Les Poissons Rouges, Nashvegas (Independent)


Here’s a band that can really be classified as Americana: a New Orleans quartet that relocated to Alabama after the storm and tried to capture the lost spirit of Music City, USA. It’s not quite clear where Vegas fits into the whole program; there’s certainly nothing slick or decadent about the alt.country these guys are so refreshingly adept at. It’s rustic all the way, and even if their country influences are thirdhand, these guys are nobody’s dilettantes.

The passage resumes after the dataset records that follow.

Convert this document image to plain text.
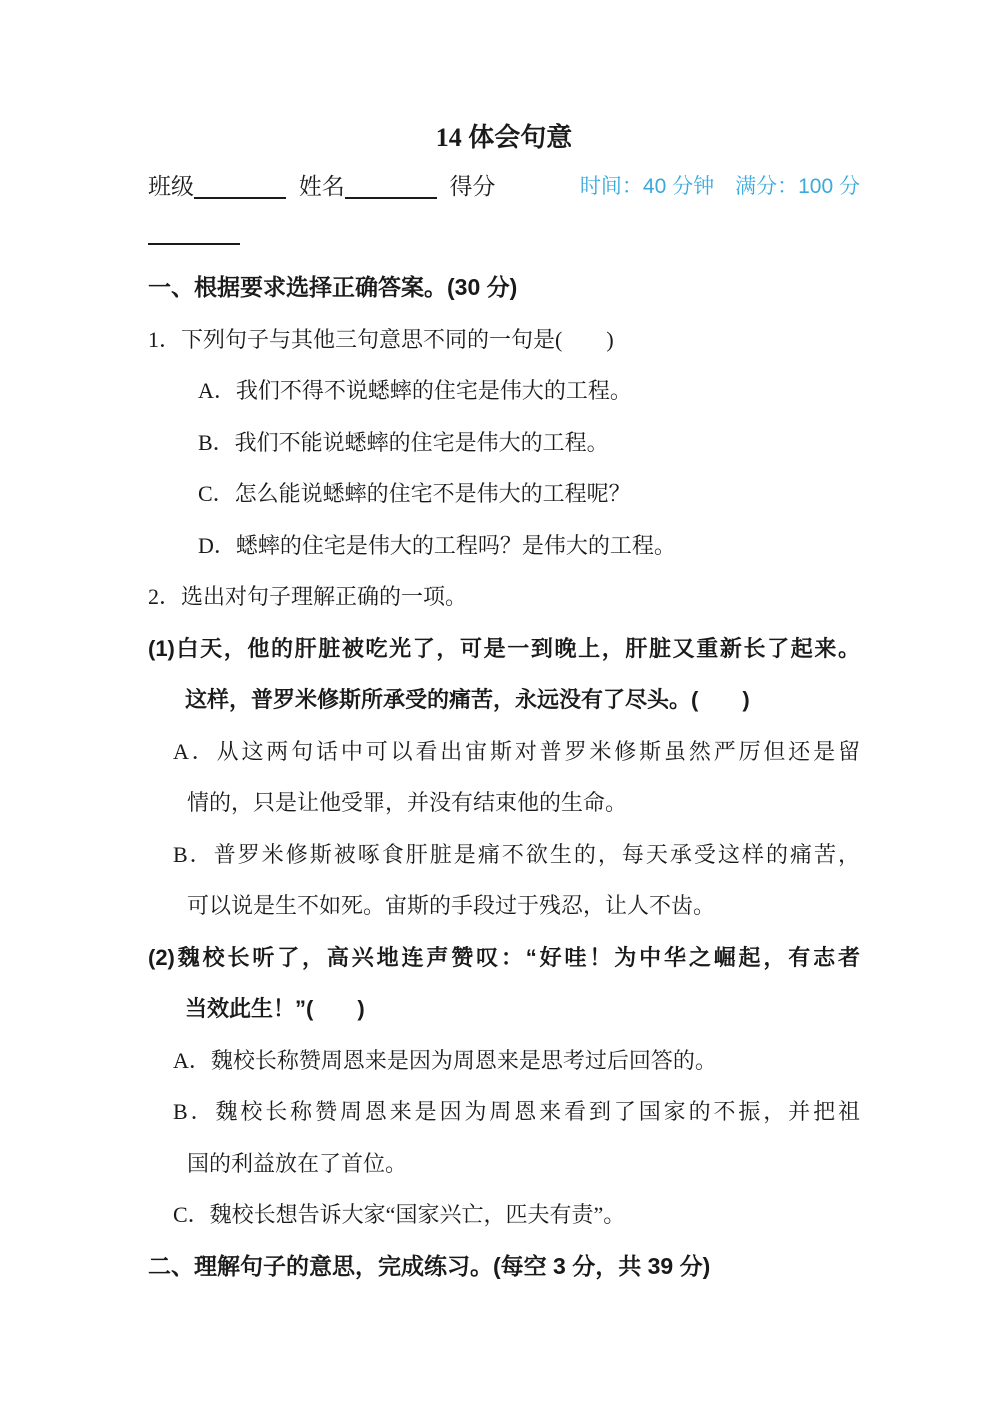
14 体会句意
时间：40 分钟　满分：100 分
班级	姓名	得分
一、根据要求选择正确答案。(30 分)
1．下列句子与其他三句意思不同的一句是(　　)
A．我们不得不说蟋蟀的住宅是伟大的工程。
B．我们不能说蟋蟀的住宅是伟大的工程。
C．怎么能说蟋蟀的住宅不是伟大的工程呢？
D．蟋蟀的住宅是伟大的工程吗？是伟大的工程。
2．选出对句子理解正确的一项。
(1)白天，他的肝脏被吃光了，可是一到晚上，肝脏又重新长了起来。
这样，普罗米修斯所承受的痛苦，永远没有了尽头。(　　)
A．从这两句话中可以看出宙斯对普罗米修斯虽然严厉但还是留
情的，只是让他受罪，并没有结束他的生命。
B．普罗米修斯被啄食肝脏是痛不欲生的，每天承受这样的痛苦，
可以说是生不如死。宙斯的手段过于残忍，让人不齿。
(2)魏校长听了，高兴地连声赞叹：“好哇！为中华之崛起，有志者
当效此生！”(　　)
A．魏校长称赞周恩来是因为周恩来是思考过后回答的。
B．魏校长称赞周恩来是因为周恩来看到了国家的不振，并把祖
国的利益放在了首位。
C．魏校长想告诉大家“国家兴亡，匹夫有责”。
二、理解句子的意思，完成练习。(每空 3 分，共 39 分)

The title track may sound like Counting Crows covering a track from Neil Young’s Harvest, “Road Where I Was Born” may stroll down the same chord structures as the Band’s “The Weight,” and the last two tracks, “Just Another Love Song” and “Don’t Let Me Down,” qualify as the best Rolling Stones country songs in years, but there’s an inchoate sadness running through even up-tempo tracks like “Call Me, Baby,” a resigned aching for better times that the South has been wrestling with since, oh, 1865. (Make of that what you will.) When one of the dual lead singers claims “Ponchatoula just won’t be the same,” you’re not quite sure if he’s talking about permanent hurricane evacuation or romantic disappointment. But it doesn’t matter, really. That cheek-by-jowl mixture of depression and resoluteness reveals more about the region than a thousand swamp metaphors. And it makes these redfish as potentially accessible to the national audience as their blackened counterparts.